– Лидка! Уложи его на кровать и подвинь к стенке, – посоветовал отчим.

Надо сказать, что за неимением лишних стульев, часть гостей и Гошка сидели на краю кровати. Поэтому мать откинула притомившегося гостя на большие подушки, привезённые ещё из Сибири, и, подхватив его единственную ногу, закатила того поближе к стене. Там Гошка и продолжил свой сон в одних трусах, съехавшими немного набок. В комнате было жарко, поэтому накрывать его толстыми ватными одеялами не стали. Веселье продолжилось.

Наконец, изрядно подвыпившие гости заметили, что мать, в основном, хлопочет между печкой и столом. Они потребовали от неё выпить штрафную. Налили стакан водки. Под общее одобрение, с утра ничего не евшая, мать выпила спиртное до дна и быстро захмелела. От этого её голубые глаза засветились озорным блеском, и она вместе с тетей Клавой вышла на середину комнаты.

Дробя пол каблуками, они стали соревноваться в пении наперебой матерных частушек. Мужики смеялись, хватались за животы и одобрительно кричали:

– Ай, да Лидка! Уморила!

– И-их! – закончила мать соревнование с тётей Клавой, которая в Сибири не жила и не всегда могла остроумно ответить местными частушками.

– Клавка, – по-хозяйски позвала мать, – иди, сядь со мной. Валечка, подвинься: пусть твоя мама рядом посидит. Ваня! Наливай гостям, – приказала она отчиму.

– Ну, ты, я вижу, Лидка, разошлась, – нарочито неодобрительно и, в то же время, гордясь женой перед мужиками, – откликнулся он.

Налили. Выпили. Кто-то из мужиков запел:

Ревела буря, дождь шумел,
На небе молния блистала;
И беспрерывно гром гремел,
И в дебрях буря бушевала.

Последнюю строфу на повторе подхватил весь стол.

Я очень любил эту песню, ещё живя с Сибири, и сразу представил картину тёмной и страшной в такую погоду дикой тайги.
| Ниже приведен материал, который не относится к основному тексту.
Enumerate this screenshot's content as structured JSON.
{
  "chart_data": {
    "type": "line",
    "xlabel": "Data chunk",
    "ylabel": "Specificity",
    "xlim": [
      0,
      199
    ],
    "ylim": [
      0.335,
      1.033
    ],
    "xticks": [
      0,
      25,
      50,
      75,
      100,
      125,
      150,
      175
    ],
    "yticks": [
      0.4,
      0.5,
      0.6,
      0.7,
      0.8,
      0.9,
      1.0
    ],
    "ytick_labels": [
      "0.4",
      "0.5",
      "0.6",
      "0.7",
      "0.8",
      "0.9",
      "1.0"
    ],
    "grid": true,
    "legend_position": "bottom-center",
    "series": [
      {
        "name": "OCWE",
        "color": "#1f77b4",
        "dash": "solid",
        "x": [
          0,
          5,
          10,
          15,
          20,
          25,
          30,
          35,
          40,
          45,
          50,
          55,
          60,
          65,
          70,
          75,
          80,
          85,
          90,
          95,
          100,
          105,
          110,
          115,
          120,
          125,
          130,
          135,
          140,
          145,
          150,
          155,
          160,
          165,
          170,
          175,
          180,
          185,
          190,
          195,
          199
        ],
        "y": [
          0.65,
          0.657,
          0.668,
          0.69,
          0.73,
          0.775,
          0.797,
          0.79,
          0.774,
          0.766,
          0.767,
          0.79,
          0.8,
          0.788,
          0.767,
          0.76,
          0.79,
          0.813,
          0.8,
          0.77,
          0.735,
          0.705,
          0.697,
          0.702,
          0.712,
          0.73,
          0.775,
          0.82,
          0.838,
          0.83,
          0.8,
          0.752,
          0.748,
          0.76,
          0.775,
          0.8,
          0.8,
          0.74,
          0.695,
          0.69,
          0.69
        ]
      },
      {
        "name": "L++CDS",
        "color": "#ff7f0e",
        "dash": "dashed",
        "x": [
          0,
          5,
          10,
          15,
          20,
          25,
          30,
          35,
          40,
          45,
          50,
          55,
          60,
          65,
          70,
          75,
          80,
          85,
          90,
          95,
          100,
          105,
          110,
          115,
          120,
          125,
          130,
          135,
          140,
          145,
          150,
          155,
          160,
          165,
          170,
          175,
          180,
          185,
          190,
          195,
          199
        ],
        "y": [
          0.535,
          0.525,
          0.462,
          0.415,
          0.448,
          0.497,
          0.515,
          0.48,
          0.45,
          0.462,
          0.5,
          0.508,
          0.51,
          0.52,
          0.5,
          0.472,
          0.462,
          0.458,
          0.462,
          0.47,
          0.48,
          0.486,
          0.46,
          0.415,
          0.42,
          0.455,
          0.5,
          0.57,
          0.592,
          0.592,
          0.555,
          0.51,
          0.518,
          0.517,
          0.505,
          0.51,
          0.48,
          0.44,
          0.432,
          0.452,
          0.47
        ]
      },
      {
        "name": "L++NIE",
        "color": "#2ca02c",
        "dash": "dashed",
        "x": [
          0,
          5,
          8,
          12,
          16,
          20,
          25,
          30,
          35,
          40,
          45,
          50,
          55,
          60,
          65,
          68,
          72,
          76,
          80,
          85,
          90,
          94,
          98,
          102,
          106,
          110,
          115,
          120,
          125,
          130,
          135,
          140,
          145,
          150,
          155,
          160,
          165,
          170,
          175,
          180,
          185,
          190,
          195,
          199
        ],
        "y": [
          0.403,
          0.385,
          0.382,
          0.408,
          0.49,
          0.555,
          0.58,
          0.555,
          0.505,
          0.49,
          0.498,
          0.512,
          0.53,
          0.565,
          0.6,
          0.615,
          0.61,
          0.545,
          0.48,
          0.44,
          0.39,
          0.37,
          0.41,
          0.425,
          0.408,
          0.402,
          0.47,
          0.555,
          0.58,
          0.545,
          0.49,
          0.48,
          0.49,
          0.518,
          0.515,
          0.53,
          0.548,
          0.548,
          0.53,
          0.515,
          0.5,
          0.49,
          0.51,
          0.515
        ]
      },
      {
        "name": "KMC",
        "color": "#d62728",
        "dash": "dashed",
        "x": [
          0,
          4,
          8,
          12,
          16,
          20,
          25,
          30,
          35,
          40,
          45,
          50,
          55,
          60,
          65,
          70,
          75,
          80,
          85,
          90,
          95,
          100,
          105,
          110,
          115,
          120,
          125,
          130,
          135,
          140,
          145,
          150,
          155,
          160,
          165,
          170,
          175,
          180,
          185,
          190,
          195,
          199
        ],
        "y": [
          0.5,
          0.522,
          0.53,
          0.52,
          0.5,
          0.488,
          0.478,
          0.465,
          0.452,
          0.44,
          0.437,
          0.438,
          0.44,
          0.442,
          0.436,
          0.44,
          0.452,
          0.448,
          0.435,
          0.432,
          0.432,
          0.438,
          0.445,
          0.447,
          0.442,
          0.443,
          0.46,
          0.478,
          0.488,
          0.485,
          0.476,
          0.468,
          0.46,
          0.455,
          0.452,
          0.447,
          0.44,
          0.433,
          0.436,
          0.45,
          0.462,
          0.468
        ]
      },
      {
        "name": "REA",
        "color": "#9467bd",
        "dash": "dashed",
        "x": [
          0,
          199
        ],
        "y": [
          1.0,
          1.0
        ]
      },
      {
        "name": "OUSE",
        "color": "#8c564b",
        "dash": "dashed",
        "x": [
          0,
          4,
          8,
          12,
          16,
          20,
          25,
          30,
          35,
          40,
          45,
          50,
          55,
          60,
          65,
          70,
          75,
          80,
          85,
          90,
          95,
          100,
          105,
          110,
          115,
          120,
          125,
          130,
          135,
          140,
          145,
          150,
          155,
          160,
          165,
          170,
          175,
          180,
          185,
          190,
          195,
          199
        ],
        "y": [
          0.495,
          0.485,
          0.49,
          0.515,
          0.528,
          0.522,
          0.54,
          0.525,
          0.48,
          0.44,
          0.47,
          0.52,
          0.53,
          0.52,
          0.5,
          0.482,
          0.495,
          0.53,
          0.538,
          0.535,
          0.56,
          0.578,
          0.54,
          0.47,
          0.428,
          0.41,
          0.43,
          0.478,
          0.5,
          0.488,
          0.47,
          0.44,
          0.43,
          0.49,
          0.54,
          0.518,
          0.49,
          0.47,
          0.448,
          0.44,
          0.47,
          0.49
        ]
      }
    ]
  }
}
Тогда я ещё не понимал основного смысла спетого, не знал, кто такой Ермак, но я хорошо представлял те места и страх перед разбушевавшейся стихией.

Затем гости спели ещё несколько грустных и красивых народных песен, после которых один мужик, закрыв лицо ладонями и поставив локти на стол, заплакал. «Коленька, – стала гладить его по голове сидящая рядом женщина, видно, жена, – не надо». Все забеспокоились, зашумели, но гладившая мужа по голове женщина стала успокаивать их: «Это у него пройдет. Мать недавно похоронил». Последние слова она произнесла притихшему столу почти шёпотом, продолжая гладить по спине мужчину.

– Эй! Владик! – услышал я голос отчима. – Поставь-ка нам что-нибудь повеселее.

Я схватил первую попавшую пластинку, но вместо весёлой музыки полился торжественный и щемящий душу вальс «Амурские волны».

– Ладно, – крякнул отчим. – Наливай! – приказал он сам себе и достал из-под стола припасённую им большую бутыль самогона.

– Валя, – раздался голос уже пьяной матери, – иди, потанцуй с Владиком вальс, а мы посмотрим.

Валька, как бы нехотя, поднялась, польщенная просьбами и со стороны гостей.

– Что опять мне будешь на ногу наступать? – негромко спросила она.

– Ты только не быстро.

– Ладно. Давай руку, а вторую клади мне на талию. Ты что? Забыл, где она у меня? – спросила Валька, заметив, как я сразу засмущался, – Пора бы и запомнить, Оладик. Она взяла мою руку и приложила к себе.

– Держись крепче, дурачок, – прошипела партнёрша и с силой прижала мою ладонь своей рукой.

Мы опять, как и в первый раз, стали топтаться на месте, изображая танцующих. Пьяных гостей это очень умилило, и они наперебой начали хвалить нас. Я же изо всех сил старался не наступить Вальке на ногу. В конце концов, наступил и отодвинулся от неё. На этот раз она уже и сама стала побаиваться приближаться ко мне. Тем не менее, под аплодисменты застолья, мы закончили танцевать этот длинный вальс и выбежали в коридор: там слышались знакомые голоса соседских детей.